Using an integrated assessment model, the Global Change Analysis Model (GCAM), our analysis found that while their current NDC target is broadly consistent with the 1.5°C goal, their new emissions targets and updated energy plan may jeopardize their ambition set in the initial NDC target. Korea has an important role to play in the global climate goal with an NDC of 40% emissions reduction by 2030 from 2018 levels. While this emissions reduction target is aligned with the global 1.5°C goal, reduced renewable energy deployment and increased reliance on international offsets reduce Korea’s ability to stay within the 1.5°C global target and increase the risks of irreversible climate impacts.
International offsets proposed in the new Carbon Neutrality Plan's 2030 emissions target account for around 5% of the total emissions reduction from 2018. Yet relying on offsets is unsustainable as the world has yet to see large-scale offset utilization, and there are increased concerns about equity across countries, potential burden-sharing of global emissions, and a growing reliance on offsets as solutions rather than addressing the transition head-on through renewables.
“We are in an important time period for rapidly increasing ambition to keep the world on track to the global 1.5°C pathway,” said CGS Research Director Ryna Cui. “Korea’s Electricity Basic Plan and Carbon Neutrality Plan are essential planning documents in this pivotal decade, but they need critical reconsiderations to ensure they are consistent with the NDC and a 1.5°C pathway.”

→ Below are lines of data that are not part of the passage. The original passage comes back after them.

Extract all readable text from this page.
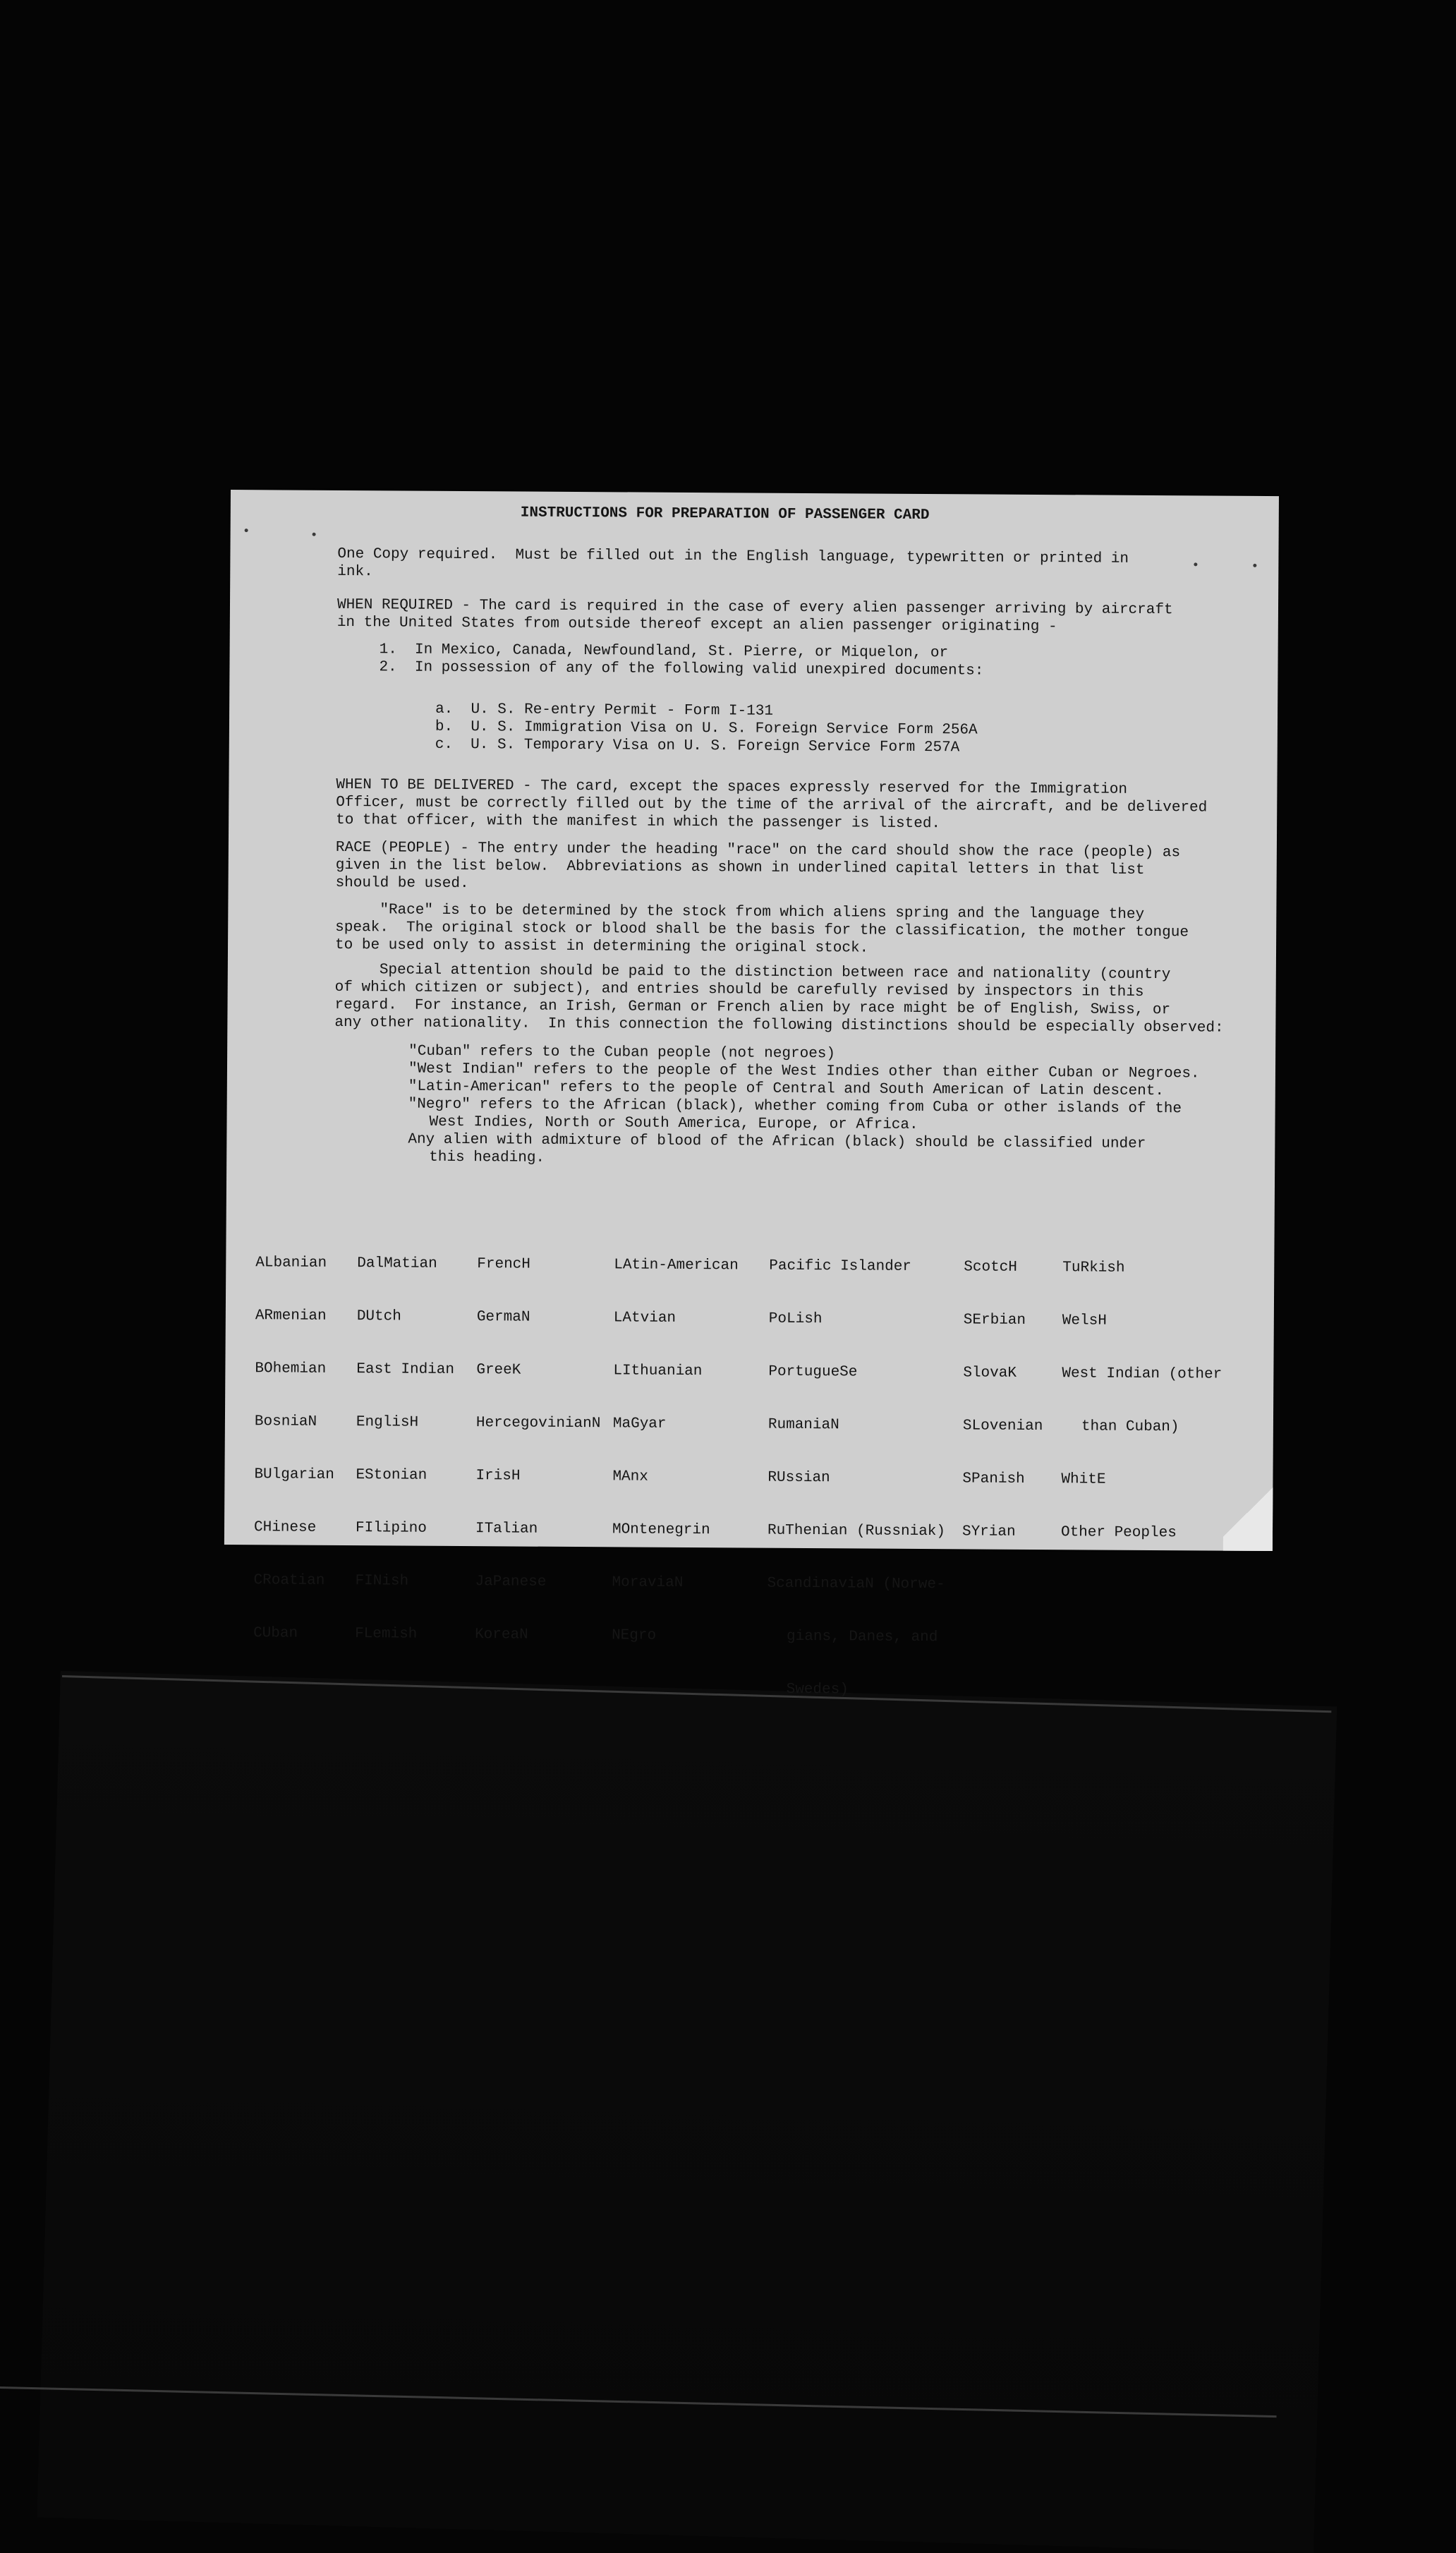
INSTRUCTIONS FOR PREPARATION OF PASSENGER CARD
One Copy required.  Must be filled out in the English language, typewritten or printed in
ink.
WHEN REQUIRED - The card is required in the case of every alien passenger arriving by aircraft
in the United States from outside thereof except an alien passenger originating -
1.  In Mexico, Canada, Newfoundland, St. Pierre, or Miquelon, or
2.  In possession of any of the following valid unexpired documents:
a.  U. S. Re-entry Permit - Form I-131
b.  U. S. Immigration Visa on U. S. Foreign Service Form 256A
c.  U. S. Temporary Visa on U. S. Foreign Service Form 257A
WHEN TO BE DELIVERED - The card, except the spaces expressly reserved for the Immigration
Officer, must be correctly filled out by the time of the arrival of the aircraft, and be delivered
to that officer, with the manifest in which the passenger is listed.
RACE (PEOPLE) - The entry under the heading "race" on the card should show the race (people) as
given in the list below.  Abbreviations as shown in underlined capital letters in that list
should be used.
"Race" is to be determined by the stock from which aliens spring and the language they
speak.  The original stock or blood shall be the basis for the classification, the mother tongue
to be used only to assist in determining the original stock.
Special attention should be paid to the distinction between race and nationality (country
of which citizen or subject), and entries should be carefully revised by inspectors in this
regard.  For instance, an Irish, German or French alien by race might be of English, Swiss, or
any other nationality.  In this connection the following distinctions should be especially observed:
"Cuban" refers to the Cuban people (not negroes)
"West Indian" refers to the people of the West Indies other than either Cuban or Negroes.
"Latin-American" refers to the people of Central and South American of Latin descent.
"Negro" refers to the African (black), whether coming from Cuba or other islands of the
West Indies, North or South America, Europe, or Africa.
Any alien with admixture of blood of the African (black) should be classified under
this heading.

ALbanian

ARmenian

BOhemian

BosniaN

BUlgarian

CHinese

CRoatian

CUban

DalMatian

DUtch

East Indian

EnglisH

EStonian

FIlipino

FINish

FLemish

FrencH

GermaN

GreeK

HercegovinianN

IrisH

ITalian

JaPanese

KoreaN

LAtin-American

LAtvian

LIthuanian

MaGyar

MAnx

MOntenegrin

MoraviaN

NEgro

Pacific Islander

PoLish

PortugueSe

RumaniaN

RUssian

RuThenian (Russniak)

ScandinaviaN (Norwe-

gians, Danes, and

Swedes)

ScotcH

SErbian

SlovaK

SLovenian

SPanish

SYrian

TuRkish

WelsH

West Indian (other

than Cuban)

WhitE

Other Peoples
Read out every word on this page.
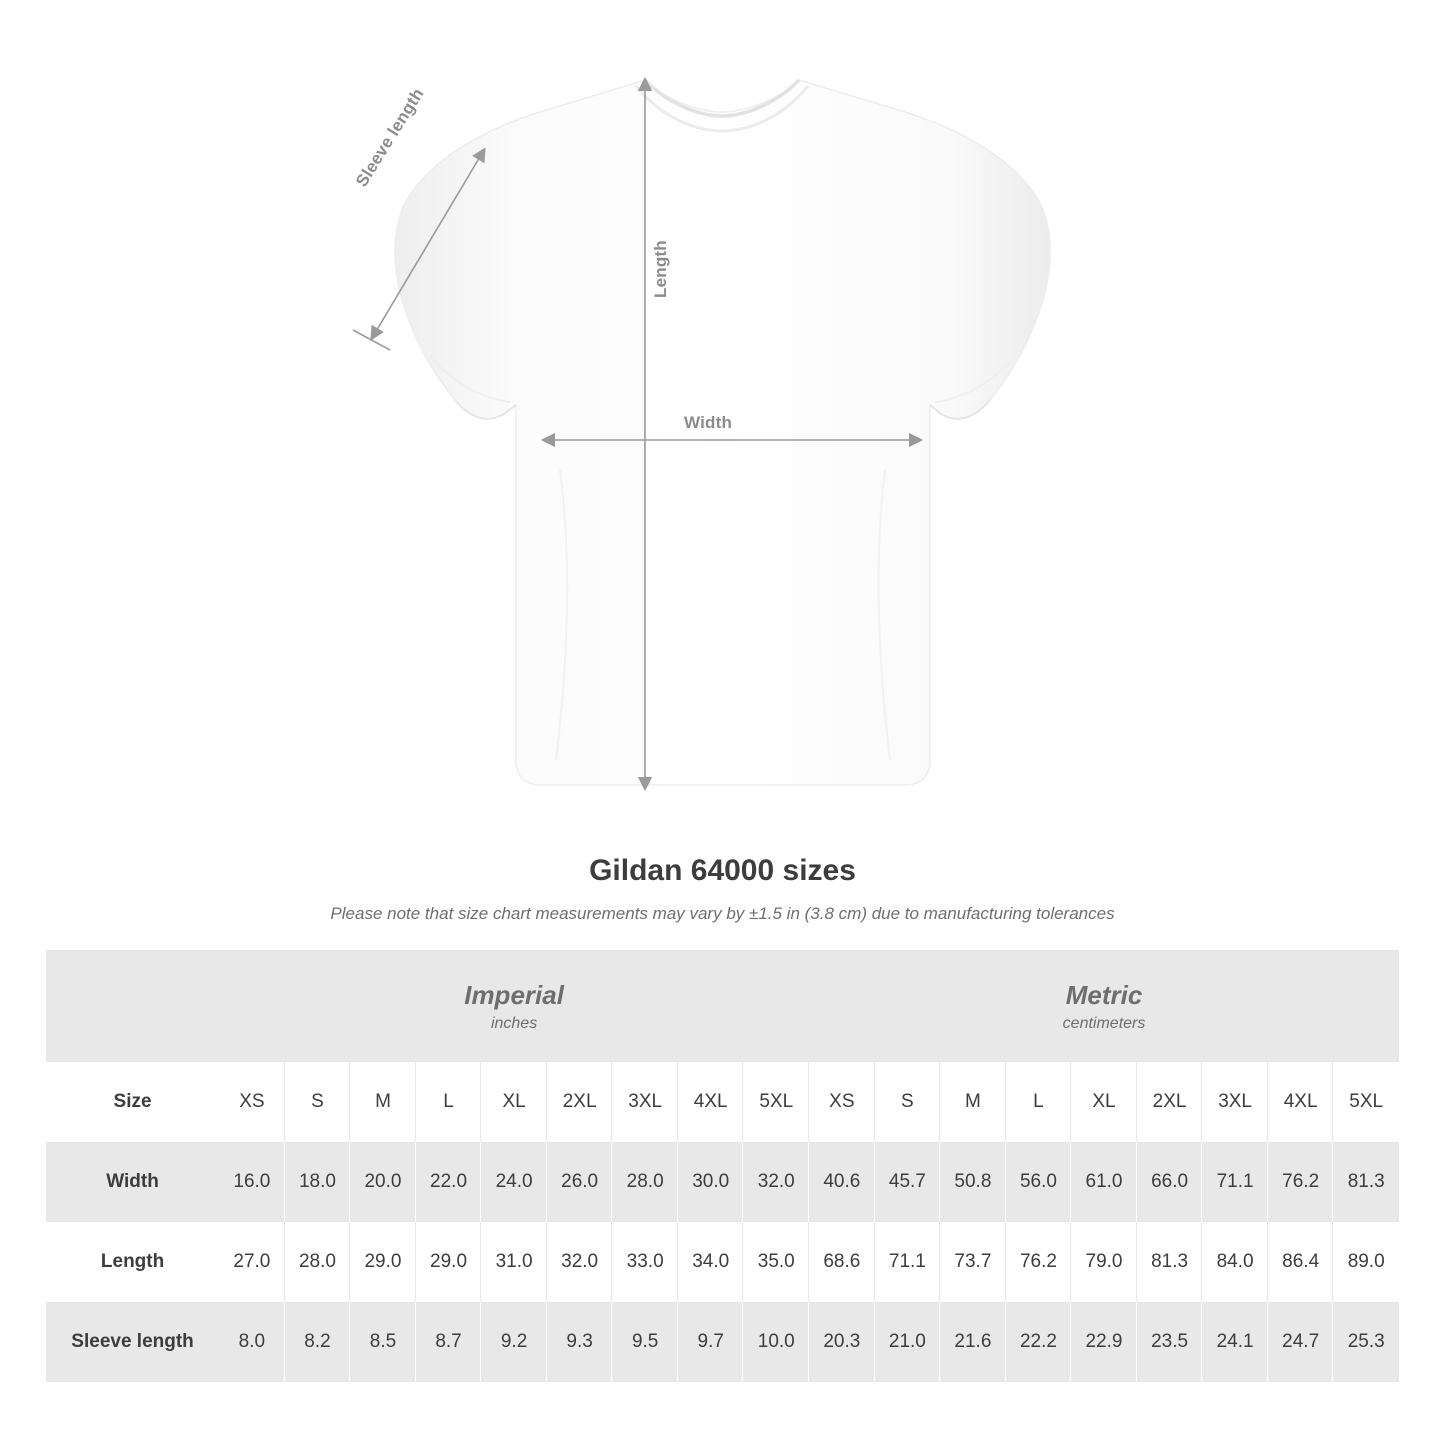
Sleeve length
Length
Width
Gildan 64000 sizes
Please note that size chart measurements may vary by ±1.5 in (3.8 cm) due to manufacturing tolerances

Imperial
inches

Metric
centimeters

Size	XS	S	M	L	XL	2XL	3XL	4XL	5XL	XS	S	M	L	XL	2XL	3XL	4XL	5XL
Width	16.0	18.0	20.0	22.0	24.0	26.0	28.0	30.0	32.0	40.6	45.7	50.8	56.0	61.0	66.0	71.1	76.2	81.3
Length	27.0	28.0	29.0	29.0	31.0	32.0	33.0	34.0	35.0	68.6	71.1	73.7	76.2	79.0	81.3	84.0	86.4	89.0
Sleeve length	8.0	8.2	8.5	8.7	9.2	9.3	9.5	9.7	10.0	20.3	21.0	21.6	22.2	22.9	23.5	24.1	24.7	25.3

Relying on offsets to meet climate goals diverts the inevitable transition to clean energy and places a higher burden on countries that cannot afford offsets. To meet their NDC without offsets, we determined that Korea would need to rapidly increase clean energy sources. However, the current Electricity Basic Plan renewable energy target is insufficient, falling short of the renewable energy deployment in the analysis.
“Our results suggest that by 2030, total carbon-free electricity generation needs to increase to 67% of total electricity generation, compared to the 54% goal in Korea’s 10th Electricity Basic Plan,” CGS Research Manager and report author Jenna Behrendt. “By shifting focus to increasing renewable energy rather than international offsets, Korea would prevent the high risk of dangerous overshoot from offsets and associated irreversible climate impacts."
The research shows that Korea’s ambitious NDC is aligned with a global 1.5°C limit, but the high level of international offsets in their new plans threatens their ability to meet their NDC and stay within the global limit. Focusing on rapid power sector decarbonization through renewable energy deployment, rather than reliance on international offsets, can help ensure the NDC is met and Korea stays on track to the 1.5°C goal.